As he fired the engine of his truck and turned the AC vents so that they’d blow cold air hard in his face, his phone began buzzing in his pocket.

He yanked it out while taking a sip of water. “Yeah?”

“Is that Zack Hightower?” It was a man with a gravelly voice and a British accent. Instantly Zack assumed the caller would be seeking a hunting guide.

“It is. Who’s asking?”

“It’s Gareth Wren. Ring any bells?”

Zack sat up straighter and his face lightened instantly. “Wren? Holy shit, man. That name’s a blast from the past.”

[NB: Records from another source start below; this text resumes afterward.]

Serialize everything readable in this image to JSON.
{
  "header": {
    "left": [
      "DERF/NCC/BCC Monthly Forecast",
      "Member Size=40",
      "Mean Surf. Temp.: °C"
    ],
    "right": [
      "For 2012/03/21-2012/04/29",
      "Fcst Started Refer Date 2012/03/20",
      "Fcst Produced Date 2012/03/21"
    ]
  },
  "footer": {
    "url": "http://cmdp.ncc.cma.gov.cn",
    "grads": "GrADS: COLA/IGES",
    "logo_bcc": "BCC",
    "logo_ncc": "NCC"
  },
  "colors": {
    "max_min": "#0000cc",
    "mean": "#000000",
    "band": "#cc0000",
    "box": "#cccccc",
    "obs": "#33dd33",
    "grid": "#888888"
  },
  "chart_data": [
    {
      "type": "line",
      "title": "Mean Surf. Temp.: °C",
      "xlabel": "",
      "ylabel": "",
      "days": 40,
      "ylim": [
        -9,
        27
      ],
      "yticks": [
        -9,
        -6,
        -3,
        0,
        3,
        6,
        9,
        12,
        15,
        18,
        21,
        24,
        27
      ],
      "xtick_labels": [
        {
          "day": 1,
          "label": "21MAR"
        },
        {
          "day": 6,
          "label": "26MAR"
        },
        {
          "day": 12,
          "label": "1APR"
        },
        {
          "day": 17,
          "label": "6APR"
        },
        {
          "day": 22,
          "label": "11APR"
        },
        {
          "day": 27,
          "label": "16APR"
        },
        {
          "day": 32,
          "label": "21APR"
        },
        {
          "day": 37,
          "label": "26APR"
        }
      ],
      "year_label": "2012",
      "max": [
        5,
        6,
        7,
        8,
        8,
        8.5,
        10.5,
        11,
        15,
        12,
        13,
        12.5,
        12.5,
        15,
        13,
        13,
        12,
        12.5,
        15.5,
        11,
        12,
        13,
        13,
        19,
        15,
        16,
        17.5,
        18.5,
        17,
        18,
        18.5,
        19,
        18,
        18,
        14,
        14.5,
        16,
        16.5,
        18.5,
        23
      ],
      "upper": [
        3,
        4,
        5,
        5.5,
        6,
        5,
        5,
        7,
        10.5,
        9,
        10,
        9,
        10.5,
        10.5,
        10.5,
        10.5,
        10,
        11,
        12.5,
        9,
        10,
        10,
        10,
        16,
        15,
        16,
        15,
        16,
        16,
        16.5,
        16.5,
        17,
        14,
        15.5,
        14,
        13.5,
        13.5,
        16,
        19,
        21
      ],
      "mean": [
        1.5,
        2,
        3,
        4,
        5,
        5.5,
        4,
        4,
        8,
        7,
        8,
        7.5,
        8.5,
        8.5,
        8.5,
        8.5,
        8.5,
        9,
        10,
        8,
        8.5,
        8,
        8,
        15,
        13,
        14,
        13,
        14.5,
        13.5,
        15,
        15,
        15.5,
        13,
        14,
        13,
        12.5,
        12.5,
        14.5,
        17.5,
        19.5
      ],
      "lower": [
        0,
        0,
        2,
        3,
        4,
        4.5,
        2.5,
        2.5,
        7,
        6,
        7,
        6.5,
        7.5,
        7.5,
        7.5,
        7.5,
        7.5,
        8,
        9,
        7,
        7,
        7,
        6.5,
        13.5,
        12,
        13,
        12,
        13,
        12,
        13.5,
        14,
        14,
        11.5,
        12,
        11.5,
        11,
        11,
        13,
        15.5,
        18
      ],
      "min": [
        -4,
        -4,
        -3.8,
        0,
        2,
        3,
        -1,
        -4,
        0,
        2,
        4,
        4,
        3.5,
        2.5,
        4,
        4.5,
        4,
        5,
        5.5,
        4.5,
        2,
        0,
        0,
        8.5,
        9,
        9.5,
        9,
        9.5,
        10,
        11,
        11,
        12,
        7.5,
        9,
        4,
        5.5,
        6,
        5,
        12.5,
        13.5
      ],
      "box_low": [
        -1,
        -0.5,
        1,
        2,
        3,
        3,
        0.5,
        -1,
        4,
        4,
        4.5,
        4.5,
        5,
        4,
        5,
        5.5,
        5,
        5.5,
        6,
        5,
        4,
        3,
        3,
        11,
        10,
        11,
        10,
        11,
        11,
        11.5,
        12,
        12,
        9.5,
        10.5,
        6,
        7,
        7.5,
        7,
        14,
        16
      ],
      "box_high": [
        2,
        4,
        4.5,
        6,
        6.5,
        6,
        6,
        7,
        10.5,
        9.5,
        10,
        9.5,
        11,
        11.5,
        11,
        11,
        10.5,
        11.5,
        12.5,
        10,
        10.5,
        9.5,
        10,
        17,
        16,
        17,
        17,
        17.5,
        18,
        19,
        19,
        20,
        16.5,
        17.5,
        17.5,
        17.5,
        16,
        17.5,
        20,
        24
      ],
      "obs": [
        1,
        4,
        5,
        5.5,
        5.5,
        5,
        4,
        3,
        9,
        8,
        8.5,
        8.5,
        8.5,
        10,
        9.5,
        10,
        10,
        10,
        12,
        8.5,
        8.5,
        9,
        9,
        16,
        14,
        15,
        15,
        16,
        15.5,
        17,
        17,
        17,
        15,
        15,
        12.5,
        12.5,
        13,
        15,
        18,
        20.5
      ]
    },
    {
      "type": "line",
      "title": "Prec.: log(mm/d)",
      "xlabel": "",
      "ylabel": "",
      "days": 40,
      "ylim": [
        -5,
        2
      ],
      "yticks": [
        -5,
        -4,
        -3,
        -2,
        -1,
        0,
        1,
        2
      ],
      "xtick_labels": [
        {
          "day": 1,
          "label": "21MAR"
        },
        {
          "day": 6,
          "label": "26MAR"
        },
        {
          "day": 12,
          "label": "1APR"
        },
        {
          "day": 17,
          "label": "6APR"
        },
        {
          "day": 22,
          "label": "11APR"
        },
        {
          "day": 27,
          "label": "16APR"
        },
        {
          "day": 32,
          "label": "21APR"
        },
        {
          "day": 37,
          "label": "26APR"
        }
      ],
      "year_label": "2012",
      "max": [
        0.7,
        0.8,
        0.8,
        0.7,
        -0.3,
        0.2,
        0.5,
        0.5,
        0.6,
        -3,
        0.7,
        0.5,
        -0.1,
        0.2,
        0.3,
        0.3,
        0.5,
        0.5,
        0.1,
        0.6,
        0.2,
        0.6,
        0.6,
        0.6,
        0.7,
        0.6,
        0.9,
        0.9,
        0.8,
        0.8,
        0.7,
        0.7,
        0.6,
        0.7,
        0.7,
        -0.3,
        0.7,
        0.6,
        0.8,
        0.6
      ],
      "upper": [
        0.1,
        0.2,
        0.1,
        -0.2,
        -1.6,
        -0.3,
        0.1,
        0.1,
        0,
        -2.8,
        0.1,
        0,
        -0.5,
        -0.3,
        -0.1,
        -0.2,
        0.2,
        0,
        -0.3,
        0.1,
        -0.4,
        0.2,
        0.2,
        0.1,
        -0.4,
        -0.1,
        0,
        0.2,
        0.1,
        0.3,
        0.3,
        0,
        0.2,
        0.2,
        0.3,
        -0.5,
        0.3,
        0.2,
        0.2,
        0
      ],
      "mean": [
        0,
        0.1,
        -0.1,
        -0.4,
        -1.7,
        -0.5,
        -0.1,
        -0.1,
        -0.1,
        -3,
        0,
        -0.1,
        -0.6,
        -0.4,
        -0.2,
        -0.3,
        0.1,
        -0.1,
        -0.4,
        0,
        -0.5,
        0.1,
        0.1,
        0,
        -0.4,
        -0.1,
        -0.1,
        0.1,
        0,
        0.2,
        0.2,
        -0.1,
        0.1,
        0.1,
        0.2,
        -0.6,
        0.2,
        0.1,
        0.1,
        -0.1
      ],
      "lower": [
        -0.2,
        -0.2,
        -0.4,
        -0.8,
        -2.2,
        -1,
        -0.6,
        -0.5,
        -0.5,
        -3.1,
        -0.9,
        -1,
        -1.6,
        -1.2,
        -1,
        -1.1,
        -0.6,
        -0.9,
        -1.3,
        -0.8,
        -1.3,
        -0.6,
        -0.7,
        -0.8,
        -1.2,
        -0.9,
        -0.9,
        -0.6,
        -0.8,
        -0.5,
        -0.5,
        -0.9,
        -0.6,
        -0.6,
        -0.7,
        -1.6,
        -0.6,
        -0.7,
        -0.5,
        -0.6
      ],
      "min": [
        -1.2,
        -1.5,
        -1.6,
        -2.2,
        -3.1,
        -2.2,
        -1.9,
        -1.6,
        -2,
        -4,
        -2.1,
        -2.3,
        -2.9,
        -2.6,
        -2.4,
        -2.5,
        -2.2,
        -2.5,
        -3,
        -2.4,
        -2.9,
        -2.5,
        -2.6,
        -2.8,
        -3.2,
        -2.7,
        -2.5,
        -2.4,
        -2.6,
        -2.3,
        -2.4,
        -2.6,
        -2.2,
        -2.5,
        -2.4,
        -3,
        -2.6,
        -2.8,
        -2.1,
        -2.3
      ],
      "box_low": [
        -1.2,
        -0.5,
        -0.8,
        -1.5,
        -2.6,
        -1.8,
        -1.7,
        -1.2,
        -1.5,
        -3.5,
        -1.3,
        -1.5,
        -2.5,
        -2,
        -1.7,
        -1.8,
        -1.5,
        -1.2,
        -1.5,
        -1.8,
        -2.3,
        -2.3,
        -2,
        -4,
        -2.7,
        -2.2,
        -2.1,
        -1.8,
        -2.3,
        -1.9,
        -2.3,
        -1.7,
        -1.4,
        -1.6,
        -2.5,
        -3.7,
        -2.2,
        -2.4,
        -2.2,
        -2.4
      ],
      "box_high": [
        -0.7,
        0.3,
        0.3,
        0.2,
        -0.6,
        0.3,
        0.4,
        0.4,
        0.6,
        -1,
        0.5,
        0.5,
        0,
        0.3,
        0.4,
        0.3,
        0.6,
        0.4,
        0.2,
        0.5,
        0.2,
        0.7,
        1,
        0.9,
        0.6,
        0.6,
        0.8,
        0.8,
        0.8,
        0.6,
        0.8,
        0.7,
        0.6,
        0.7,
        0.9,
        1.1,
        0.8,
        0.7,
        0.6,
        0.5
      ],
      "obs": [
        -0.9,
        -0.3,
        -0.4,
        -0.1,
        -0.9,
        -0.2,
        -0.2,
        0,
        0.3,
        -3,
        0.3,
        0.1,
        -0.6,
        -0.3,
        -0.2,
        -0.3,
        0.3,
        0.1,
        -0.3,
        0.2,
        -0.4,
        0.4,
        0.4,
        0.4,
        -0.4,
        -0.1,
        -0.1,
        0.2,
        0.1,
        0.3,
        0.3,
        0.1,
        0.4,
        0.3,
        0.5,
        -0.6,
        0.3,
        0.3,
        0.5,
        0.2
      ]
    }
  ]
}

“Was hoping you’d remember.”

“All those joint ops in the sandbox? How could I forget?”

“Might try gin. Does the trick. For some, anyway. Not me.”

Zack sniffed out a laugh at the gallows humor. “How’d you get my number?”

“Mutual friends, from back in the day. Need I elaborate?”

“Negative.”

Wren had been SAS, and Hightower had worked with him multiple times in Afghanistan, Iraq, and Libya, both when he was a Navy SEAL and then as a paramilitary for the CIA. He hadn’t thought about Gareth Wren, or any of the Brits he’d run with back then, in a very long time.